Além disso, ele foi condenado ao pagamento de R$ 30 milhões por danos morais coletivos.
Relógio de pêndulo do Século XVII, presente da Corte Francesa para Dom João VI.
Reprodução
O que disse a Justiça sobre a soltura do preso
“Após análise do processo, o magistrado identificou que Antônio Cláudio Alves Ferreira fazia jus à progressão do regime, visto que cumpriu a fração necessária de pena imposta, conforme se extrai do cálculo de liquidação de penas. Além disso, o magistrado constatou que não se tinha notícia de falta grave registrada recentemente e que o atestado carcerário de Antônio Cláudio Alves Ferreira noticiava boa conduta carcerária. Assim, o juiz entendeu que o reeducando encontrava-se apto à reinserção social, devendo, por isto, ser-lhe concedida a progressão do regime do fechado para o semiaberto.

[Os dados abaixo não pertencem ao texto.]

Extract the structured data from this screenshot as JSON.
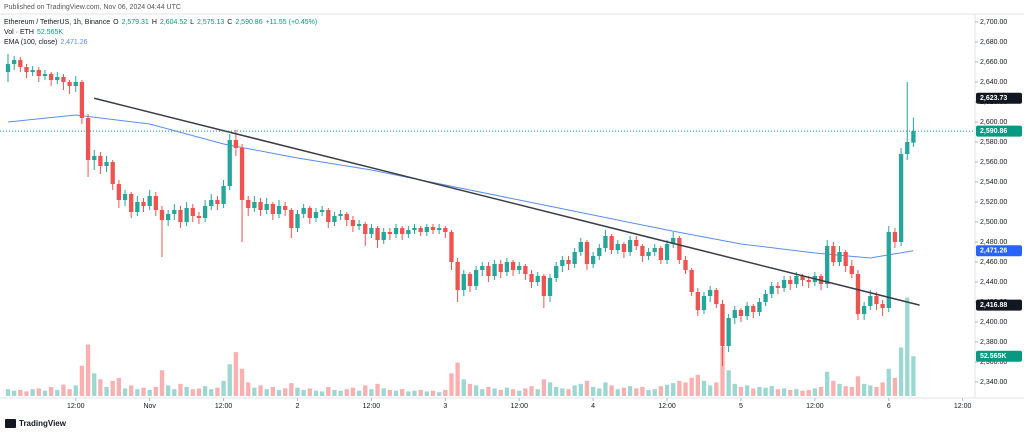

Como a comarca não possui albergue para o cumprimento do regime estabelecido, foi concedida a progressão para o regime semiaberto com tornozeleira eletrônica para Antônio Cláudio Alves Ferreira. Contudo, como não há tornozeleiras disponíveis no Estado e não há data prevista para a regularização desse cenário, o magistrado determinou o imediato cumprimento do alvará de soltura sem o uso da tornozeleira, devendo a unidade prisional incluir o reeducando na lista de espera para a inclusão do equipamento eletrônico, assim que o equipamento estiver disponível.

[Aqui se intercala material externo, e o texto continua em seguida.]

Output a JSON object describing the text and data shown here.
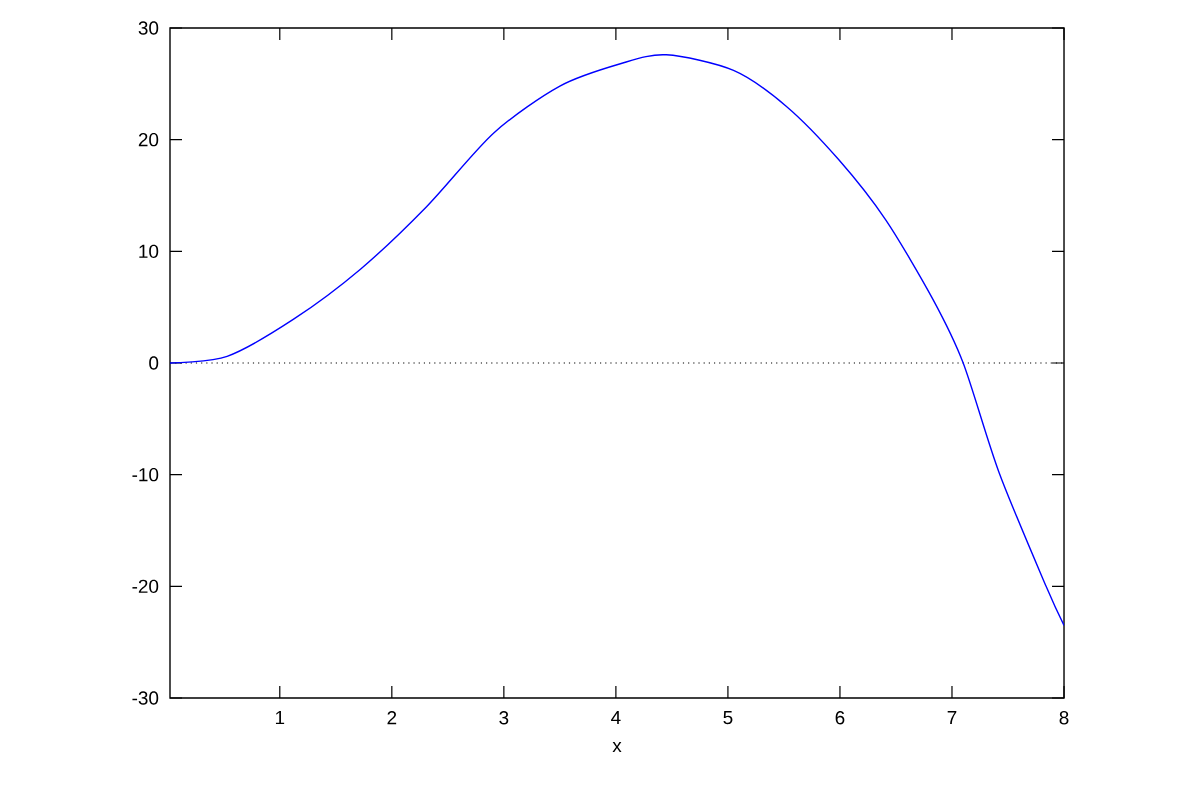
{
  "chart_data": {
    "type": "line",
    "xlabel": "x",
    "xlim": [
      0.02,
      8
    ],
    "ylim": [
      -30,
      30
    ],
    "xticks": [
      1,
      2,
      3,
      4,
      5,
      6,
      7,
      8
    ],
    "yticks": [
      -30,
      -20,
      -10,
      0,
      10,
      20,
      30
    ],
    "x": [
      0.02,
      0.53,
      1.12,
      1.72,
      2.31,
      2.91,
      3.5,
      4.04,
      4.45,
      5.05,
      5.52,
      5.99,
      6.41,
      6.83,
      7.1,
      7.42,
      7.84,
      8.0
    ],
    "series": [
      {
        "color": "#0000ff",
        "values": [
          0.0,
          0.6,
          3.9,
          8.4,
          14.0,
          20.6,
          24.8,
          26.8,
          27.6,
          26.2,
          23.0,
          18.2,
          12.8,
          5.7,
          0.0,
          -9.8,
          -20.0,
          -23.5
        ]
      }
    ],
    "ref_lines": [
      {
        "axis": "y",
        "value": 0,
        "color": "#000000",
        "line_style": "dotted"
      }
    ],
    "grid": false,
    "marker": "none",
    "line_style": "solid"
  }
}
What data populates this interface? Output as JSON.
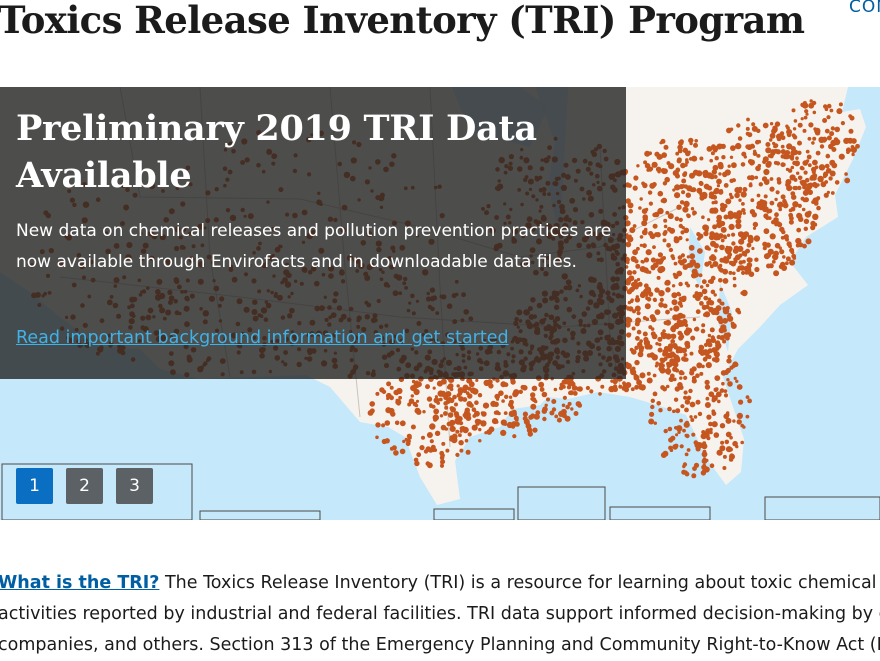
{
  "header": {
    "title": "Toxics Release Inventory (TRI) Program",
    "contact_link": "CON"
  },
  "carousel": {
    "slide_title": "Preliminary 2019 TRI Data Available",
    "slide_text": "New data on chemical releases and pollution prevention practices are now available through Envirofacts and in downloadable data files.",
    "slide_link": "Read important background information and get started",
    "slides": [
      "1",
      "2",
      "3"
    ],
    "active_slide": "1",
    "background_image": "us-facility-map"
  },
  "intro": {
    "link_label": "What is the TRI?",
    "line1_rest": "  The Toxics Release Inventory (TRI) is a resource for learning about toxic chemical re",
    "line2": "activities reported by industrial and federal facilities. TRI data support informed decision-making by co",
    "line3": "companies, and others. Section 313 of the Emergency Planning and Community Right-to-Know Act (EP"
  },
  "colors": {
    "dots": "#c5561f",
    "water": "#c6e8fb",
    "land": "#f6f3ee",
    "link": "#005ea2",
    "active_slide": "#0a6fc2"
  }
}
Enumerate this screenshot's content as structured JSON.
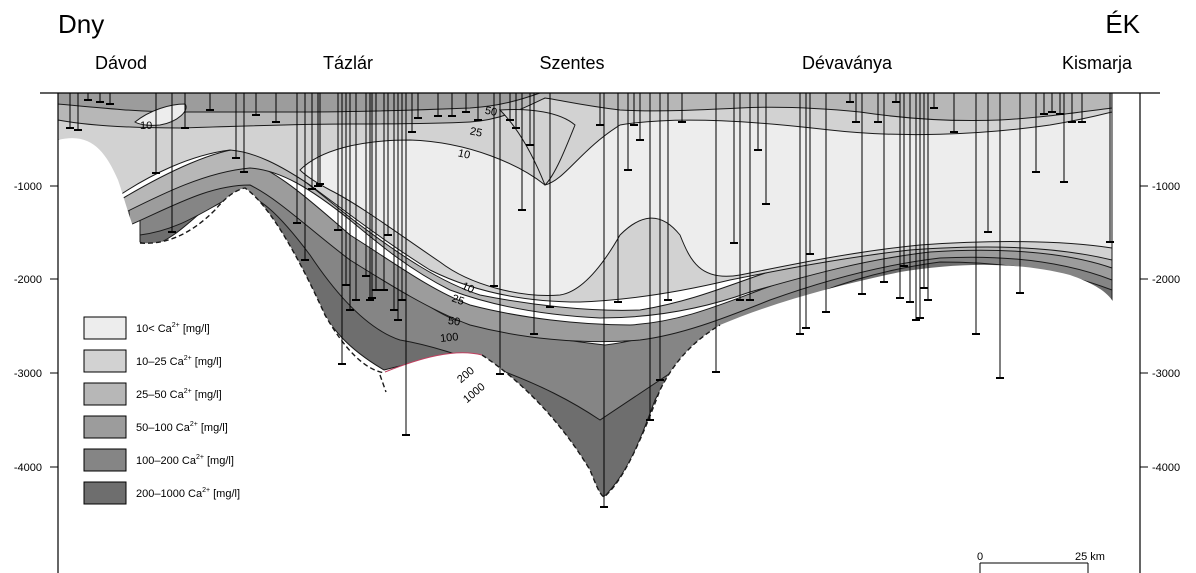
{
  "direction_labels": {
    "left": "Dny",
    "right": "ÉK"
  },
  "locations": [
    "Dávod",
    "Tázlár",
    "Szentes",
    "Dévaványa",
    "Kismarja"
  ],
  "depth_axis": {
    "ticks": [
      "-1000",
      "-2000",
      "-3000",
      "-4000"
    ],
    "values": [
      -1000,
      -2000,
      -3000,
      -4000
    ]
  },
  "isolines": {
    "c10a": "10",
    "c25a": "25",
    "c10b": "10",
    "c50a": "50",
    "c10c": "10",
    "c25b": "25",
    "c50b": "50",
    "c100": "100",
    "c200": "200",
    "c1000": "1000"
  },
  "legend": [
    {
      "prefix": "10< Ca",
      "ion": "2+",
      "unit": "[mg/l]",
      "color": "#ededed"
    },
    {
      "prefix": "10–25 Ca",
      "ion": "2+",
      "unit": "[mg/l]",
      "color": "#d2d2d2"
    },
    {
      "prefix": "25–50 Ca",
      "ion": "2+",
      "unit": "[mg/l]",
      "color": "#b7b7b7"
    },
    {
      "prefix": "50–100 Ca",
      "ion": "2+",
      "unit": "[mg/l]",
      "color": "#9c9c9c"
    },
    {
      "prefix": "100–200 Ca",
      "ion": "2+",
      "unit": "[mg/l]",
      "color": "#858585"
    },
    {
      "prefix": "200–1000 Ca",
      "ion": "2+",
      "unit": "[mg/l]",
      "color": "#6e6e6e"
    }
  ],
  "scale_bar": {
    "start": "0",
    "end": "25 km"
  }
}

O magistrado também estabeleceu algumas medidas, como a de que Antônio Cláudio Alves Ferreira permaneça em sua própria residência, em período integral, exclusivamente na cidade de Uberlândia, até a apresentação e liberação de proposta de trabalho junto à unidade prisional, não podendo se ausentar em nenhuma hipótese. O reeducando também deverá comparecer ao presídio Jacy de Assis ou à Vara de Execuções Penais sempre que solicitado, entre outras medidas.
A certidão de cumprimento do alvará de soltura foi anexada ao processo em 18/06/2025″.
O que disse a Sejusp
“Informamos que não procede a informação sobre suposta falta de tornozeleiras em Minas Gerais.

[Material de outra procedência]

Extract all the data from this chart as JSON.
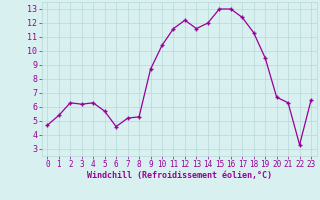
{
  "x": [
    0,
    1,
    2,
    3,
    4,
    5,
    6,
    7,
    8,
    9,
    10,
    11,
    12,
    13,
    14,
    15,
    16,
    17,
    18,
    19,
    20,
    21,
    22,
    23
  ],
  "y": [
    4.7,
    5.4,
    6.3,
    6.2,
    6.3,
    5.7,
    4.6,
    5.2,
    5.3,
    8.7,
    10.4,
    11.6,
    12.2,
    11.6,
    12.0,
    13.0,
    13.0,
    12.4,
    11.3,
    9.5,
    6.7,
    6.3,
    3.3,
    6.5
  ],
  "line_color": "#990099",
  "marker": "+",
  "marker_size": 3,
  "bg_color": "#d8f0f0",
  "grid_color": "#b8d8d8",
  "xlabel": "Windchill (Refroidissement éolien,°C)",
  "xlabel_color": "#990099",
  "tick_color": "#990099",
  "xlim": [
    -0.5,
    23.5
  ],
  "ylim": [
    2.5,
    13.5
  ],
  "yticks": [
    3,
    4,
    5,
    6,
    7,
    8,
    9,
    10,
    11,
    12,
    13
  ],
  "xticks": [
    0,
    1,
    2,
    3,
    4,
    5,
    6,
    7,
    8,
    9,
    10,
    11,
    12,
    13,
    14,
    15,
    16,
    17,
    18,
    19,
    20,
    21,
    22,
    23
  ]
}
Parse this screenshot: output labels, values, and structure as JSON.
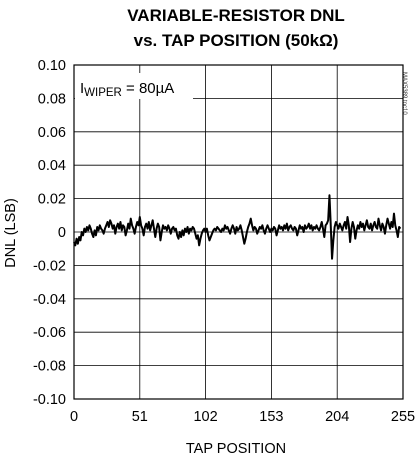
{
  "chart_data": {
    "type": "line",
    "title": "VARIABLE-RESISTOR DNL",
    "subtitle": "vs. TAP POSITION (50kΩ)",
    "xlabel": "TAP POSITION",
    "ylabel": "DNL (LSB)",
    "xlim": [
      0,
      255
    ],
    "ylim": [
      -0.1,
      0.1
    ],
    "x_ticks": [
      "0",
      "51",
      "102",
      "153",
      "204",
      "255"
    ],
    "y_ticks": [
      "0.10",
      "0.08",
      "0.06",
      "0.04",
      "0.02",
      "0",
      "-0.02",
      "-0.04",
      "-0.06",
      "-0.08",
      "-0.10"
    ],
    "grid": true,
    "annotation": {
      "main": "I",
      "sub": "WIPER",
      "rest": " = 80µA"
    },
    "watermark": "MAX5389 toc10",
    "series": [
      {
        "values": [
          -0.006,
          -0.008,
          -0.004,
          -0.007,
          -0.003,
          -0.005,
          0.0,
          -0.002,
          0.002,
          0.0,
          0.003,
          0.001,
          0.004,
          0.002,
          -0.001,
          -0.003,
          0.001,
          -0.002,
          0.003,
          0.001,
          0.004,
          0.002,
          0.001,
          -0.001,
          0.002,
          0.004,
          0.006,
          0.003,
          0.007,
          0.005,
          0.002,
          0.004,
          -0.001,
          0.003,
          0.005,
          0.002,
          0.006,
          0.001,
          0.004,
          0.003,
          -0.002,
          0.001,
          0.005,
          0.002,
          0.008,
          0.004,
          0.002,
          -0.001,
          0.003,
          0.006,
          0.004,
          0.009,
          0.004,
          0.002,
          -0.002,
          0.003,
          0.005,
          0.002,
          0.006,
          0.001,
          0.004,
          0.007,
          0.002,
          -0.003,
          0.002,
          0.005,
          0.003,
          -0.005,
          0.0,
          0.004,
          0.002,
          0.003,
          0.001,
          0.004,
          0.002,
          -0.001,
          0.002,
          0.003,
          0.001,
          0.002,
          -0.002,
          -0.004,
          0.0,
          -0.003,
          0.001,
          -0.002,
          0.002,
          0.0,
          0.003,
          -0.001,
          0.002,
          0.001,
          0.003,
          0.002,
          -0.001,
          -0.004,
          -0.002,
          -0.008,
          -0.004,
          -0.001,
          0.001,
          0.002,
          0.0,
          0.002,
          -0.002,
          -0.005,
          -0.003,
          -0.001,
          0.001,
          0.002,
          0.001,
          0.003,
          0.002,
          0.001,
          0.0,
          0.002,
          0.001,
          0.004,
          0.002,
          0.003,
          0.001,
          -0.001,
          0.002,
          0.004,
          0.002,
          -0.001,
          0.003,
          0.001,
          0.002,
          0.004,
          0.001,
          -0.003,
          -0.007,
          -0.004,
          0.0,
          0.003,
          0.005,
          0.008,
          0.004,
          0.001,
          0.003,
          0.002,
          -0.001,
          0.001,
          0.003,
          0.002,
          0.004,
          0.001,
          -0.001,
          0.002,
          0.004,
          0.002,
          0.0,
          0.002,
          0.001,
          0.003,
          0.002,
          -0.002,
          0.001,
          0.004,
          0.002,
          0.003,
          0.001,
          0.004,
          0.002,
          0.005,
          0.001,
          0.003,
          0.004,
          0.002,
          0.001,
          0.003,
          0.002,
          -0.002,
          0.001,
          0.004,
          0.002,
          0.003,
          0.0,
          0.004,
          0.002,
          0.003,
          0.005,
          0.002,
          0.004,
          0.001,
          0.003,
          0.002,
          0.004,
          0.002,
          0.001,
          0.003,
          0.006,
          0.002,
          -0.003,
          0.004,
          0.005,
          0.007,
          0.022,
          0.004,
          -0.016,
          -0.005,
          0.003,
          0.006,
          0.004,
          0.002,
          0.005,
          0.003,
          0.001,
          0.004,
          0.006,
          0.002,
          0.009,
          0.004,
          -0.006,
          0.002,
          0.006,
          0.003,
          -0.004,
          0.001,
          0.004,
          0.002,
          0.006,
          0.003,
          0.005,
          0.001,
          0.004,
          0.007,
          0.003,
          0.002,
          0.005,
          0.001,
          0.004,
          0.006,
          0.003,
          0.002,
          0.008,
          0.004,
          0.001,
          0.005,
          0.003,
          -0.001,
          0.004,
          0.008,
          0.005,
          0.002,
          0.006,
          0.003,
          0.011,
          0.004,
          0.001,
          -0.003,
          0.003,
          0.002
        ],
        "color": "#000000"
      }
    ]
  }
}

O contrato do Departamento Penitenciário de Minas Gerais (Depen-MG) com a empresa fornecedora prevê 12.933 vagas no sistema de monitoração eletrônica. Hoje, 8.820 vagas estão ativas, ou seja, com equipamentos em utilização. Portanto, há mais de 4.000 vagas ainda a serem preenchidas.
Quanto ao caso específico de Antônio Cláudio Alves Ferreira, esclarecemos que consta na decisão judicial , do próprio juízo da comarca, que caso o indivíduo apresente endereço diverso da comarca em que se encontra há a possibilidade de soltura sem monitoramento, somente com prisão domiciliar e os autos são remetidos à comarca de origem; que é o caso de Antônio Cláudio.
Desta forma, há um prazo legal de 60 dias para que ele providencie o endereço na comarca de Uberlândia e compareça ao Núcleo Regional de Monitoramento Eletrônico para colocar a tornozeleira.
Em tempo, informamos que Antônio Cláudio Alves Ferreira já está com agendamento realizado para os próximos dias.”
Câmeras de segurança do Palácio do Planalto flagraram homem danificando o Relógio Balthazar Martinot, também conhecido como Relógio de Dom João VI.